I hear words often that sound like they're made up, but everybody knows them, except me. Anyone else have a word they don't know, post it there.

What's a **** choke?


----------



## MoopsiePuffs

a **** choke is just a front choke, but during Hamill vs Boetsch Rogan coined it the **** choke. simple hand round the throat pinning your opponent to the mat while raining down punches, significantly reducing the amount of head movement available to your opponent.


----------



## jasvll

What does 'tightening the banana hammock' mean?


----------



## doburg717

jasvll said:


> What does 'tightening the banana hammock' mean?


when someone gives you a reach around while stroking your nuts singing bannana boat


----------



## Fedor>all

davelewis2k6 said:


> a **** choke is just a front choke, but during Hamill vs Boetsch Rogan coined it the **** choke. simple hand round the throat pinning your opponent to the mat while raining down punches, significantly reducing the amount of head movement available to your opponent.


Was it Hamill/Boetsch? I thought it was Jardine/Silva?


----------



## jasvll

Fedor>all said:


> Was it Hamill/Boetsch? I thought it was Jardine/Silva?


 I know Rogan's called it at least twice.


----------



## MoopsiePuffs

first time was Hamill/Boetsh when Hamill had him pinned against the cage from the top. He then said it during the Silva fight like 3 UFC's later.


----------



## Josh72

doburg717 said:


> when someone gives you a reach around while stroking your nuts singing banana boat


Quite possibly the gayest thing ever said on this site lol


----------



## capt_america

ok i'll add one..most people here knows about this though..

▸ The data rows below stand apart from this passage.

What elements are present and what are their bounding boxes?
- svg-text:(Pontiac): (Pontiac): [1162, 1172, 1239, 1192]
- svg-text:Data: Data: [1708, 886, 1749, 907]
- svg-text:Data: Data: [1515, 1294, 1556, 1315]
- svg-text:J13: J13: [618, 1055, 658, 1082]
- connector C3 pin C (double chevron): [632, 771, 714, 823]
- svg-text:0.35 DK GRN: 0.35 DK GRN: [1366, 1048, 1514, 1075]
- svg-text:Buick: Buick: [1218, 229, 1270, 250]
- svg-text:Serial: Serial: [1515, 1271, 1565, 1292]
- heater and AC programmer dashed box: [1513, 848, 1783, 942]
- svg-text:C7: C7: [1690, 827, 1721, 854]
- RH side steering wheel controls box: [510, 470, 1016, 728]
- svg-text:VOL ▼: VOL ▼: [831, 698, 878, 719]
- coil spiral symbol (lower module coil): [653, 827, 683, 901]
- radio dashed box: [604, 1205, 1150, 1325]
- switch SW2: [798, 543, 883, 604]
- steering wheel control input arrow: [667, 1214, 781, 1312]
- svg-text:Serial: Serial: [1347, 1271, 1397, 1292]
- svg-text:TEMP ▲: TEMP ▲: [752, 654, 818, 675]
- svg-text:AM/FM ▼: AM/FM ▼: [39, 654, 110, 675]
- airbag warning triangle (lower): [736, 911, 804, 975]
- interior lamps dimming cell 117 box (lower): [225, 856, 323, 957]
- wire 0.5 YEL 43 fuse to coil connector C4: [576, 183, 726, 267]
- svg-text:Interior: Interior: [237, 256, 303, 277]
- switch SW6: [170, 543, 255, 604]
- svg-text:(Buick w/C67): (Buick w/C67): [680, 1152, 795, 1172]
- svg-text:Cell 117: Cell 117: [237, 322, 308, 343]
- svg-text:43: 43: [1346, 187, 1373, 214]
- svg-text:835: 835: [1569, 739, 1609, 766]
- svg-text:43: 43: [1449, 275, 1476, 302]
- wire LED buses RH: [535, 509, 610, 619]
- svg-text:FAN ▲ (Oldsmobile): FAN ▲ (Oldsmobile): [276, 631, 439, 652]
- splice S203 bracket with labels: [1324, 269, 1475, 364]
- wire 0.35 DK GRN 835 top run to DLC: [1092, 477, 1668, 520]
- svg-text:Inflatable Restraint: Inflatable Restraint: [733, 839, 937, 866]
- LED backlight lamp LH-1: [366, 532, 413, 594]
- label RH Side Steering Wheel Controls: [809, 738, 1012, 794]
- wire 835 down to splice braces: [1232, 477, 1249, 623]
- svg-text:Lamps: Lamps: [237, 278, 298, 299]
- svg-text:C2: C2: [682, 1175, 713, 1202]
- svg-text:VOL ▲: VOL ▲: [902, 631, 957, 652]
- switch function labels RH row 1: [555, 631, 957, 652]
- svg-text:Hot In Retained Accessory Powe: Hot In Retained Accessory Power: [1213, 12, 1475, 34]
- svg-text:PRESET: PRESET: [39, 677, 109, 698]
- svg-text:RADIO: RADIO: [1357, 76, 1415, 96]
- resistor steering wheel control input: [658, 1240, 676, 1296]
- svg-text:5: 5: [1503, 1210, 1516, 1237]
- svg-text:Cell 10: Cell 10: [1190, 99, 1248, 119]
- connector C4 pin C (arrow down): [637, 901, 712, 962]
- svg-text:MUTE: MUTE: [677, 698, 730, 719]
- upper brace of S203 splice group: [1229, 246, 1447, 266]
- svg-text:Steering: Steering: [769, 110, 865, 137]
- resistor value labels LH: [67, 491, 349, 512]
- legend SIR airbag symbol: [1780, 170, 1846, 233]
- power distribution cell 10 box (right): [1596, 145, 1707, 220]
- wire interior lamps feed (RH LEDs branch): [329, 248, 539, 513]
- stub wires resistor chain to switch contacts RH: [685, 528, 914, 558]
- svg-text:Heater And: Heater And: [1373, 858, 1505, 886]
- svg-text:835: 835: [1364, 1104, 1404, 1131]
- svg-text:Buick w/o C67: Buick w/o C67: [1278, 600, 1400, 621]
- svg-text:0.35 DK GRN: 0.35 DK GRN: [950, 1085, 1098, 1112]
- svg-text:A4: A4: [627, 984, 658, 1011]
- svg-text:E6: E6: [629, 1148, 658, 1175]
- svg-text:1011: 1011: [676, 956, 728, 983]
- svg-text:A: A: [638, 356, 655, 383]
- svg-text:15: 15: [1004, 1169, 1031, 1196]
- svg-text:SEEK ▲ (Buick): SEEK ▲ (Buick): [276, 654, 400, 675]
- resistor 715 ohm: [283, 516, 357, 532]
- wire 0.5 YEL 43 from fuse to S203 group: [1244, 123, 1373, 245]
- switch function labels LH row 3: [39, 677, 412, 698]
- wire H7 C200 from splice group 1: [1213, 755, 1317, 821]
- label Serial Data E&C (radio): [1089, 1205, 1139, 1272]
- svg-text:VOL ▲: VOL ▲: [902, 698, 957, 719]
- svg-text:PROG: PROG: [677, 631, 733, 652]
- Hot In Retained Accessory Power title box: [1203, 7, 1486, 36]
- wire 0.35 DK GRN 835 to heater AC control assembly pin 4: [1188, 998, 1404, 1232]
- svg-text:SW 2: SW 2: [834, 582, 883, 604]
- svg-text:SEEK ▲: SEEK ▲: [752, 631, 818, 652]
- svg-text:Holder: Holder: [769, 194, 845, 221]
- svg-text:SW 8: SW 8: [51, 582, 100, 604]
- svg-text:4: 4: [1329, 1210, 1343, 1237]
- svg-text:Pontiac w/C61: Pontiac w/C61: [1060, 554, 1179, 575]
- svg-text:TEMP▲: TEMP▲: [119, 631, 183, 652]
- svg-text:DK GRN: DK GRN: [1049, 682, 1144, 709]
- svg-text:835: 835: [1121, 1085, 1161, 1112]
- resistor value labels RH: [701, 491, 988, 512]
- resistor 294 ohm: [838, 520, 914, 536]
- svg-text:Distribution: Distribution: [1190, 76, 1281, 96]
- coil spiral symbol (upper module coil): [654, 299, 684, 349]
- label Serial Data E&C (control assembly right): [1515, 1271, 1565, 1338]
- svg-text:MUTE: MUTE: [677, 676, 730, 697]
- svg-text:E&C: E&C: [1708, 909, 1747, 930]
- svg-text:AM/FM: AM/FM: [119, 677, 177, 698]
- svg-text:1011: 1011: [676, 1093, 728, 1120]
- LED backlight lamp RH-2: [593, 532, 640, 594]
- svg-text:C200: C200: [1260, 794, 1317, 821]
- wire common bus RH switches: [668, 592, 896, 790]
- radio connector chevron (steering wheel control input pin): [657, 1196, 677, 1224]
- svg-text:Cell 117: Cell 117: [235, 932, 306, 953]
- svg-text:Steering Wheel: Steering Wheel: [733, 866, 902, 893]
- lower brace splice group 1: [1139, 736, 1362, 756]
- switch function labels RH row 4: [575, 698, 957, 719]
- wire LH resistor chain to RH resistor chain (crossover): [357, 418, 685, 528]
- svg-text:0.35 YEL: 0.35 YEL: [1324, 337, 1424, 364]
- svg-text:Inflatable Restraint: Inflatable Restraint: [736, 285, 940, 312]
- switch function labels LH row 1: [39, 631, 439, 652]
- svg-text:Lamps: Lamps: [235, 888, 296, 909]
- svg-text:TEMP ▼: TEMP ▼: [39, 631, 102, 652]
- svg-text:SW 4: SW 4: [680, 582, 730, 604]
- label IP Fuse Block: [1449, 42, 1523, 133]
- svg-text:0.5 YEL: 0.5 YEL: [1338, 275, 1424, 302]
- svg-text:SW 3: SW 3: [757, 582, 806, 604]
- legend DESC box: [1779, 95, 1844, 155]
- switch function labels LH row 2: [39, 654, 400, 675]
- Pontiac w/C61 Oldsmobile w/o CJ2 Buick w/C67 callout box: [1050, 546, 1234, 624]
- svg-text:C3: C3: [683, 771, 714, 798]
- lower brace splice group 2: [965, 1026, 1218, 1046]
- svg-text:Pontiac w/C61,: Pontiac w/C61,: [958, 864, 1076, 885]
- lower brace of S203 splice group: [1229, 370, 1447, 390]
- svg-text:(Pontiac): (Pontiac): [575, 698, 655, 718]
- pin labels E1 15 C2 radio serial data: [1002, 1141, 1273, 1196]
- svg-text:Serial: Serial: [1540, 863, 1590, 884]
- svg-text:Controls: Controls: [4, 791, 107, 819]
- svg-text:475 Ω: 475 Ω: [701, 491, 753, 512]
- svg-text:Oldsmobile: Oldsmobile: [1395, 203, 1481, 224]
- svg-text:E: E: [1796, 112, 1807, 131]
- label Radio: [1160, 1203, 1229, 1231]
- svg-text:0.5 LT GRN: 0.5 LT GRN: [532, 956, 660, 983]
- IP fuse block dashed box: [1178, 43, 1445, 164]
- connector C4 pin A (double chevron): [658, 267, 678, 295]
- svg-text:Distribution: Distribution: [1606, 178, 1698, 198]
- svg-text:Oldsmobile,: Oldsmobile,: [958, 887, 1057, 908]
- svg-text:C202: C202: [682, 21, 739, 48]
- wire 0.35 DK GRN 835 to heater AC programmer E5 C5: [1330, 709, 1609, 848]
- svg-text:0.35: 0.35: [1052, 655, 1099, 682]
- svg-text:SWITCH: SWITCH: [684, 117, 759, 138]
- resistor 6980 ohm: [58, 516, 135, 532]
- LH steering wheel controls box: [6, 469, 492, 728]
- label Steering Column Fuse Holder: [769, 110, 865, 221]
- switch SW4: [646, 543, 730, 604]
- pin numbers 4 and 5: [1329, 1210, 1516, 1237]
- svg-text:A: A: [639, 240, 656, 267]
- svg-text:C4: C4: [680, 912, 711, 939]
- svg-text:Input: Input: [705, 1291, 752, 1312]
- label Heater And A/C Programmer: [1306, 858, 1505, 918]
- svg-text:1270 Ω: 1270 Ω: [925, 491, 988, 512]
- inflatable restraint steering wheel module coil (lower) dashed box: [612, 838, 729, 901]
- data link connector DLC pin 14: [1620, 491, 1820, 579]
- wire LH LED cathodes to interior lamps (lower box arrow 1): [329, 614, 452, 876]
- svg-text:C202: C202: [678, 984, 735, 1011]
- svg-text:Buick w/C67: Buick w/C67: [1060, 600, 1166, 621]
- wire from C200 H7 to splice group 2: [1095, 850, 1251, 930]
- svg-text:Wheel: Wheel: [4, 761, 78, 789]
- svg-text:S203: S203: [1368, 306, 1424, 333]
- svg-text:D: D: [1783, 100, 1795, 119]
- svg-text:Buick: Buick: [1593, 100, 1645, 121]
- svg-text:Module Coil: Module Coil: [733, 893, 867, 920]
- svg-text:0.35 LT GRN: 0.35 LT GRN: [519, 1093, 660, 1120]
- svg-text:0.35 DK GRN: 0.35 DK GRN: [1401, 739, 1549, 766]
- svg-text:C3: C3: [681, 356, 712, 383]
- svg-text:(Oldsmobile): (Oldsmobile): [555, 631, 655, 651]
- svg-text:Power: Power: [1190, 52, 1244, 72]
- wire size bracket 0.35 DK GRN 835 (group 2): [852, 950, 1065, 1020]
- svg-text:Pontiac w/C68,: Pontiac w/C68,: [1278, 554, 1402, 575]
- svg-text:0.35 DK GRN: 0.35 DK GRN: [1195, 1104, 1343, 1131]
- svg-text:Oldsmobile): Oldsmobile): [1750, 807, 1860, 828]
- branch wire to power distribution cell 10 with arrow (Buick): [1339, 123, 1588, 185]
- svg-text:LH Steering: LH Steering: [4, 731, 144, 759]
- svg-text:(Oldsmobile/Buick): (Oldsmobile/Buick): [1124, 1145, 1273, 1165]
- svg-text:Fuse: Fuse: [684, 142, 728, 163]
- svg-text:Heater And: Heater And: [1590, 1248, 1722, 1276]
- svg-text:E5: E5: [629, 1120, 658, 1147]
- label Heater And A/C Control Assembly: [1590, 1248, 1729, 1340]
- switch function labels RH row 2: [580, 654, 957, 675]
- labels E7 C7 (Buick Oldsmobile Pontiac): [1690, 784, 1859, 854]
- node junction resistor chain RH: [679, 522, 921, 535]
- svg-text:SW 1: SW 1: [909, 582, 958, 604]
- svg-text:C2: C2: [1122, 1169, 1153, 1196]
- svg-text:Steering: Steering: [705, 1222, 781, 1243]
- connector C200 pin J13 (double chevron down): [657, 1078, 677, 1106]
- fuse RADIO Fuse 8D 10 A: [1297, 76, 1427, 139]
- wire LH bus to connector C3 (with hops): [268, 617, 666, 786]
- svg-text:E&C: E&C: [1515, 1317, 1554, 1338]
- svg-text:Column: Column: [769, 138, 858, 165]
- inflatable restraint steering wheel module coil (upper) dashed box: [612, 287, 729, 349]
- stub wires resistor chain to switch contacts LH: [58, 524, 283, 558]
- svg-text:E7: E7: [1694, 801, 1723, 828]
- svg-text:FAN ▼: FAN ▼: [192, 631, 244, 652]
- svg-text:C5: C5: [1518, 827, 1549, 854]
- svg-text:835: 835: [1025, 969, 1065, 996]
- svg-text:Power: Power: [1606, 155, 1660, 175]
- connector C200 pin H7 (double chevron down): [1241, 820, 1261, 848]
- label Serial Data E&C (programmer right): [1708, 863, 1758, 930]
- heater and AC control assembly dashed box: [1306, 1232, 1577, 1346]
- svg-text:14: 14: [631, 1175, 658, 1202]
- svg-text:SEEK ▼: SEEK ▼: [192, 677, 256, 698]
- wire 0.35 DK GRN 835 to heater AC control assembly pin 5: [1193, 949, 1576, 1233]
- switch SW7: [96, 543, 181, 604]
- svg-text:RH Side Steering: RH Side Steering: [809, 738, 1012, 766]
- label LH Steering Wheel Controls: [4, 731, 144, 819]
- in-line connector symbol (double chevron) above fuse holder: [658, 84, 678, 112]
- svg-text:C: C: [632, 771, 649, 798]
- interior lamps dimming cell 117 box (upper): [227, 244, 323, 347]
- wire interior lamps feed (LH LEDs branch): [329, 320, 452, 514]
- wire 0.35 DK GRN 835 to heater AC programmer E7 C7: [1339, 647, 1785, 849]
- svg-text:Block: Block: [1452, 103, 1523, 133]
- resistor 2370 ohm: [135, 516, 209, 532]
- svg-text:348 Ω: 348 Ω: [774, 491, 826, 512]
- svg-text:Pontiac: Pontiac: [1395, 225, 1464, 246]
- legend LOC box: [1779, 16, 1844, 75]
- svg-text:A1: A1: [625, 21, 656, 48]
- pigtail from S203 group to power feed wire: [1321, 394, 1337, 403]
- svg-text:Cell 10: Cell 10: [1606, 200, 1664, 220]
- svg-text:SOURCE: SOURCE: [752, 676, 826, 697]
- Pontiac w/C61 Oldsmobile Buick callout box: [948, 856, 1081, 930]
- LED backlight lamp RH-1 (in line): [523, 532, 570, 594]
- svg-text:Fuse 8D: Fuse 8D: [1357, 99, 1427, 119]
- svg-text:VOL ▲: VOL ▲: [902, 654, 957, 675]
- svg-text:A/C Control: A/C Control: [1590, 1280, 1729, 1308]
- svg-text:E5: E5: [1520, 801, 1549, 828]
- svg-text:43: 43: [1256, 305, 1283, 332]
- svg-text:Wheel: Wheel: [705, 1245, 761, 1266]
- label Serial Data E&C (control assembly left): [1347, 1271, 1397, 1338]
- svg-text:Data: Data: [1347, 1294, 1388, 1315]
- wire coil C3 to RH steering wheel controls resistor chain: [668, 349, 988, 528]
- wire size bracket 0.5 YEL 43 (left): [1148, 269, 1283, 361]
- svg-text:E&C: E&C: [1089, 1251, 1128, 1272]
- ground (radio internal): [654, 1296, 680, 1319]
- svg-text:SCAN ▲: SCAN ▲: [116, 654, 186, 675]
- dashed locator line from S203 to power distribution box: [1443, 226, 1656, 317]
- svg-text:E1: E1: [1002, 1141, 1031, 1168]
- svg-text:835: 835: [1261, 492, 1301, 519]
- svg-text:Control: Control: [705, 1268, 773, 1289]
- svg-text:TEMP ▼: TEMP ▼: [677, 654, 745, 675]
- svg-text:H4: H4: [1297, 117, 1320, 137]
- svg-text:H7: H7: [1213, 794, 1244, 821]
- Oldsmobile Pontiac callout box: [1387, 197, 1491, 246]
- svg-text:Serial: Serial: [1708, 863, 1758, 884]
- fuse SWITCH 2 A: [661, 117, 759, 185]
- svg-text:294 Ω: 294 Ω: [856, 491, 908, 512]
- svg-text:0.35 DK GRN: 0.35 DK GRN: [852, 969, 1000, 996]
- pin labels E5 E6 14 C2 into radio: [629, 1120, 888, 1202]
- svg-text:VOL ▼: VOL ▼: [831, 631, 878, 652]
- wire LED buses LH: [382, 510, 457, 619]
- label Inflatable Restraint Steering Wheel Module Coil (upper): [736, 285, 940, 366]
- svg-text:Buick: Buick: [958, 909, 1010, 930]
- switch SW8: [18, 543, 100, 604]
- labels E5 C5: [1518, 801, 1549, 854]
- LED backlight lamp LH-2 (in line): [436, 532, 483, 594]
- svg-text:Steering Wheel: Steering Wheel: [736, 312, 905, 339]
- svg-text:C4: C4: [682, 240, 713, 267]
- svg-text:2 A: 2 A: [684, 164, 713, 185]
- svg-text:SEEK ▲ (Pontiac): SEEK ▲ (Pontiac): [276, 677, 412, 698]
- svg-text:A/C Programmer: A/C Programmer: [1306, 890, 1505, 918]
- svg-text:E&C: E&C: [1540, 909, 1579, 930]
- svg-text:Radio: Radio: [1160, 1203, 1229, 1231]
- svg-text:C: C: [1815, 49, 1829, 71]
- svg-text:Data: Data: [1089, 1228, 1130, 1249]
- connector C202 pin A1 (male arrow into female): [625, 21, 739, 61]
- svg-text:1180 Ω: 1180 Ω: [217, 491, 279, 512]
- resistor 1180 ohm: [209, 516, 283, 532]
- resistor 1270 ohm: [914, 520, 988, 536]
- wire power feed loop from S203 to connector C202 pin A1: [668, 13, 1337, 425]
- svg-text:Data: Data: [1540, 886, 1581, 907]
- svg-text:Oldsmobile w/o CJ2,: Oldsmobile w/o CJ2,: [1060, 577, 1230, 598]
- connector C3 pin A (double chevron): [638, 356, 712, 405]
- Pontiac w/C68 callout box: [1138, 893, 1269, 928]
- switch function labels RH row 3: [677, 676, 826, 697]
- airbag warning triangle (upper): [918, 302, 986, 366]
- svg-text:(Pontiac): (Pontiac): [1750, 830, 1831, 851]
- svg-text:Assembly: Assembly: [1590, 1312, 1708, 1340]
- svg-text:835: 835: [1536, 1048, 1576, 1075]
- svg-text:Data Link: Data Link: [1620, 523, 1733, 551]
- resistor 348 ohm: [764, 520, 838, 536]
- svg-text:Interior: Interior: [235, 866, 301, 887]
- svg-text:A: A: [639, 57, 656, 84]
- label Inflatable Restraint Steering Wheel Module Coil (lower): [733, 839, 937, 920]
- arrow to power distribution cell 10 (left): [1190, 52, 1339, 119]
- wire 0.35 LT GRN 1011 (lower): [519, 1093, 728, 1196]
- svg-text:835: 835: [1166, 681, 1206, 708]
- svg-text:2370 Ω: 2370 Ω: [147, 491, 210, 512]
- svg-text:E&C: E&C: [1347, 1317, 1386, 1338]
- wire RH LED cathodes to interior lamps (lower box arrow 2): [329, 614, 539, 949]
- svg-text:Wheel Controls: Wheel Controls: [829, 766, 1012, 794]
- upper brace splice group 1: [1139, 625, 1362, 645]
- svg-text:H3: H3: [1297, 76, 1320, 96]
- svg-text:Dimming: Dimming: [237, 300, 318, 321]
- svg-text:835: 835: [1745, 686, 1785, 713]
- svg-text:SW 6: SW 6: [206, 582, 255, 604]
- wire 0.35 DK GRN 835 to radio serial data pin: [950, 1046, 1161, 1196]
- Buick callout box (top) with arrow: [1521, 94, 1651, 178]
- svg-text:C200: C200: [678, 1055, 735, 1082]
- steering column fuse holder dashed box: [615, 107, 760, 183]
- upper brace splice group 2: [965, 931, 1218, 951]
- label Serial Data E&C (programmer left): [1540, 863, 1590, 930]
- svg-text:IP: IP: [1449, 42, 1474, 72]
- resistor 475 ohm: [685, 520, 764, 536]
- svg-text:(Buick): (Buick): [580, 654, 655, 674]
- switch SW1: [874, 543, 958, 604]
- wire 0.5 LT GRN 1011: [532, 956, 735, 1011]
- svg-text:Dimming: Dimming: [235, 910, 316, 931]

the salaverry - crucifix-style position from side control.


----------



## Robopencil

Josh72 said:


> Quite possibly the gayest thing ever said on this site lol


You've only seen the tip of the iceberg.


----------



## CornbreadBB

Josh72 said:


> Quite possibly the gayest thing ever said on this site lol


What's even gayer is that you automatically assumed he was talking about a dude giving him a reach around.


----------



## swpthleg

I shouldn't laugh so hard at the term "**** choke" but in the context of MMA it's funnier than hell.


----------



## sk double i

Robopencil said:


> You've only seen the tip of the iceberg.


whats a rusty trombone?


----------



## UFCFAN33

sk double i said:


> whats a rusty trombone?


----------



## MalkyBoy

sk double i said:


> whats a rusty trombone?


if someone were to play your rusty trombone they would suck you off after you blasted them in the ass, not really relevant to MMA unless you have discovered a niche organisation you wish to share:thumb02:

edit seems it means something different in other places


----------